Paris – Le Sommet One Health a pris fin ce mardi 07 avril 2026. En marge de cette rencontre tenue à Lyon, la Guinée a franchi une étape décisive dans la transformation de son système de santé. La Ministre de la Santé et de l’Hygiène Publique, Khaïté SALL, a engagé une offensive diplomatique de haut niveau en vue de repositionner durablement la santé mentale au cœur des priorités nationales.
Au centre de cette dynamique, une rencontre stratégique avec le Centre Hospitalier Le Vinatier, établissement de référence en psychiatrie basé à Lyon. La délégation française était conduite par son Directeur Général, Pascal Mariotti, accompagné d’experts engagés de longue date aux côtés de la Guinée, dont la Dre Marion Perin-Dureau et M. Rémy Louchard.

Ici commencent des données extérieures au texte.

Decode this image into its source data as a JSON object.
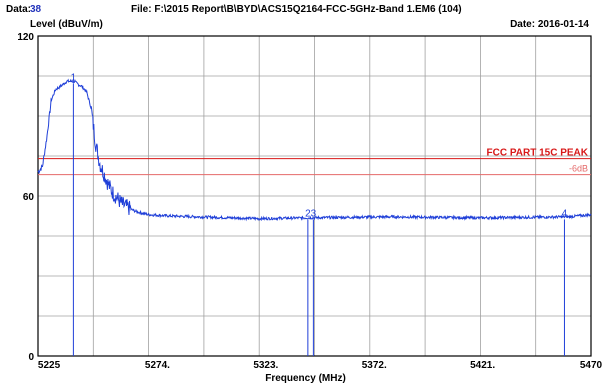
{
  "header": {
    "data_label": "Data:",
    "data_value": "38",
    "file_text": "File: F:\\2015 Report\\B\\BYD\\ACS15Q2164-FCC-5GHz-Band 1.EM6  (104)",
    "date_text": "Date: 2016-01-14"
  },
  "chart_data": {
    "type": "line",
    "xlabel": "Frequency (MHz)",
    "ylabel": "Level (dBuV/m)",
    "xlim": [
      5220,
      5470
    ],
    "ylim": [
      0,
      120
    ],
    "x_ticks": [
      5225,
      5274,
      5323,
      5372,
      5421,
      5470
    ],
    "x_tick_labels": [
      "5225",
      "5274.",
      "5323.",
      "5372.",
      "5421.",
      "5470"
    ],
    "y_tick_labels": [
      "120",
      "60",
      "0"
    ],
    "y_ticks": [
      120,
      60,
      0
    ],
    "grid": true,
    "series": [
      {
        "color": "#1f3fd8",
        "x": [
          5220,
          5222,
          5224,
          5226,
          5228,
          5230,
          5233,
          5236,
          5238,
          5240,
          5242,
          5244,
          5246,
          5248,
          5250,
          5252,
          5254,
          5256,
          5258,
          5260,
          5262,
          5265,
          5270,
          5280,
          5300,
          5320,
          5340,
          5360,
          5380,
          5400,
          5420,
          5440,
          5460,
          5470
        ],
        "y": [
          69,
          71,
          82,
          96,
          100,
          101,
          103,
          103,
          102,
          101,
          99,
          93,
          80,
          72,
          68,
          64,
          61,
          59,
          57,
          56,
          55,
          54,
          53,
          52.5,
          52,
          51.5,
          51.8,
          52,
          52.2,
          52,
          51.8,
          52,
          52.2,
          53
        ]
      }
    ],
    "limit_lines": [
      {
        "label": "FCC PART 15C PEAK",
        "value": 74,
        "color": "#d81818"
      },
      {
        "label": "-6dB",
        "value": 68,
        "color": "#e46a6a"
      }
    ],
    "markers": [
      {
        "label": "1",
        "x": 5236,
        "y": 103
      },
      {
        "label": "2",
        "x": 5342,
        "y": 52
      },
      {
        "label": "3",
        "x": 5344.5,
        "y": 52
      },
      {
        "label": "4",
        "x": 5458,
        "y": 52
      }
    ]
  }
}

Un projet structurant : l’Institut National de Santé Mentale
Point d’orgue des échanges : la mise en place prochaine d’un Institut National de Santé Mentale, un projet ambitieux appelé à devenir un pilier du renouveau sanitaire guinéen.

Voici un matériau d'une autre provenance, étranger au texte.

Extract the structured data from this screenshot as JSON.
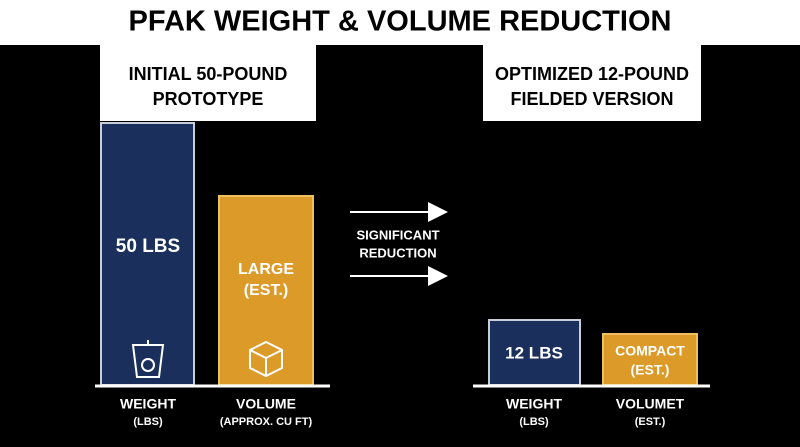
{
  "title": "PFAK WEIGHT & VOLUME REDUCTION",
  "left": {
    "heading": [
      "INITIAL 50-POUND",
      "PROTOTYPE"
    ],
    "bars": [
      {
        "label": "50 LBS",
        "caption": [
          "WEIGHT",
          "(LBS)"
        ]
      },
      {
        "label": [
          "LARGE",
          "(EST.)"
        ],
        "caption": [
          "VOLUME",
          "(APPROX. CU FT)"
        ]
      }
    ]
  },
  "middle": {
    "label": [
      "SIGNIFICANT",
      "REDUCTION"
    ]
  },
  "right": {
    "heading": [
      "OPTIMIZED 12-POUND",
      "FIELDED VERSION"
    ],
    "bars": [
      {
        "label": "12 LBS",
        "caption": [
          "WEIGHT",
          "(LBS)"
        ]
      },
      {
        "label": [
          "COMPACT",
          "(EST.)"
        ],
        "caption": [
          "VOLUMET",
          "(EST.)"
        ]
      }
    ]
  }
}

Longtemps reléguée au second plan, la prise en charge des troubles mentaux s’impose désormais comme une urgence de santé publique. À travers cette initiative, les autorités entendent combler un déficit historique en infrastructures spécialisées, en ressources humaines qualifiées et en dispositifs d’accompagnement adaptés.

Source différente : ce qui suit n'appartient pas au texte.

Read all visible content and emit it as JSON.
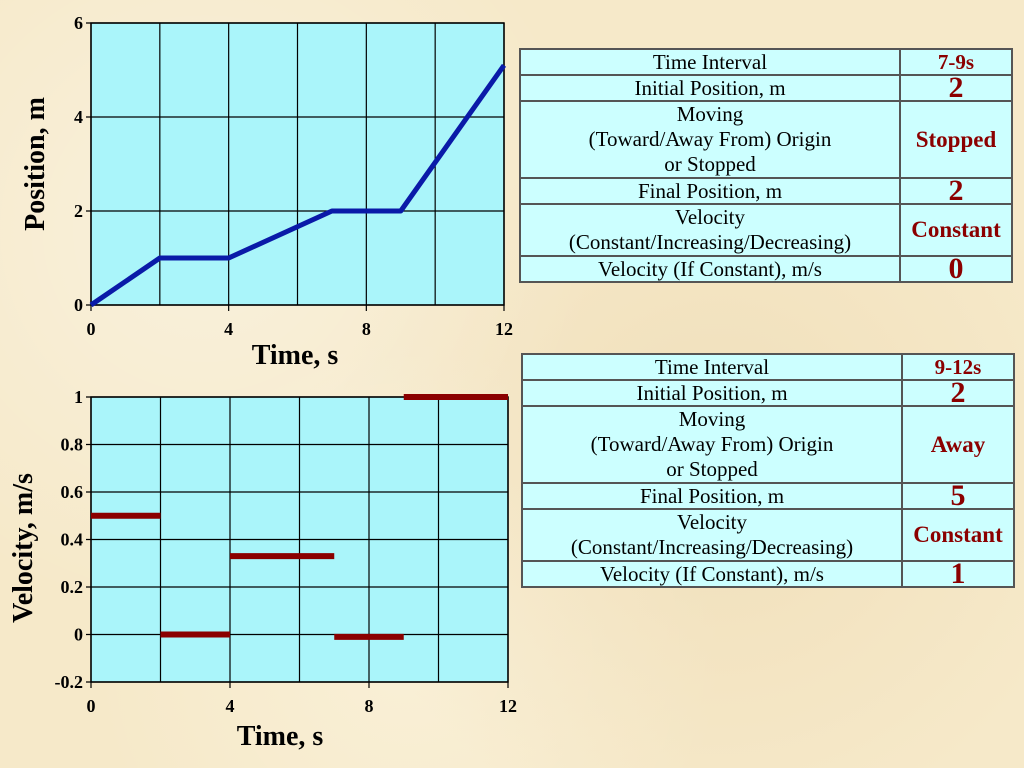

« Ce projet vise à sortir la santé mentale de la périphérie des soins pour en faire un socle central de notre système », a souligné la Ministre Khaïté SALL.
Une coopération structurée autour de trois axes majeurs
Le partenariat entre le Ministère de la Santé et de l’Hygiène Publique (MSHP) et le Centre Hospitalier Le Vinatier repose sur une approche pragmatique et durable, articulée autour de trois priorités stratégiques : développer des infrastructures adaptées en créant des centres spécialisés conformes aux standards internationaux, tout en tenant compte des réalités socioculturelles locales, lutter contre la stigmatisation en promouvant la prise en charge respectueuse des droits humains, visant à restaurer la dignité des patients et à favoriser leur inclusion sociale et renforcer les compétences nationales par le transfert d’expertise à travers la formation de professionnels de santé guinéens, afin de bâtir un modèle autonome et résilient.
Une diplomatie sanitaire au service de la transformation
Au-delà d’un simple partenariat technique, cette initiative s’inscrit dans une vision plus large de diplomatie sanitaire proactive. En mobilisant des institutions de référence internationales, la Guinée affirme sa volonté de construire un système de santé souverain, performant et inclusif.
Cette démarche répond également aux ambitions portées par le programme Simandou 2040, qui vise à accélérer le développement structurel du pays, notamment dans le secteur social.
Vers un nouveau paradigme de santé publique
Avec ce projet d’Institut National de Santé Mentale, la Guinée amorce un changement de paradigme : intégrer pleinement le bien-être psychologique dans les politiques publiques de santé.
Ce tournant stratégique pourrait, à terme, améliorer significativement la qualité de vie des populations, réduire les inégalités d’accès aux soins et renforcer la résilience du système sanitaire face aux défis contemporains.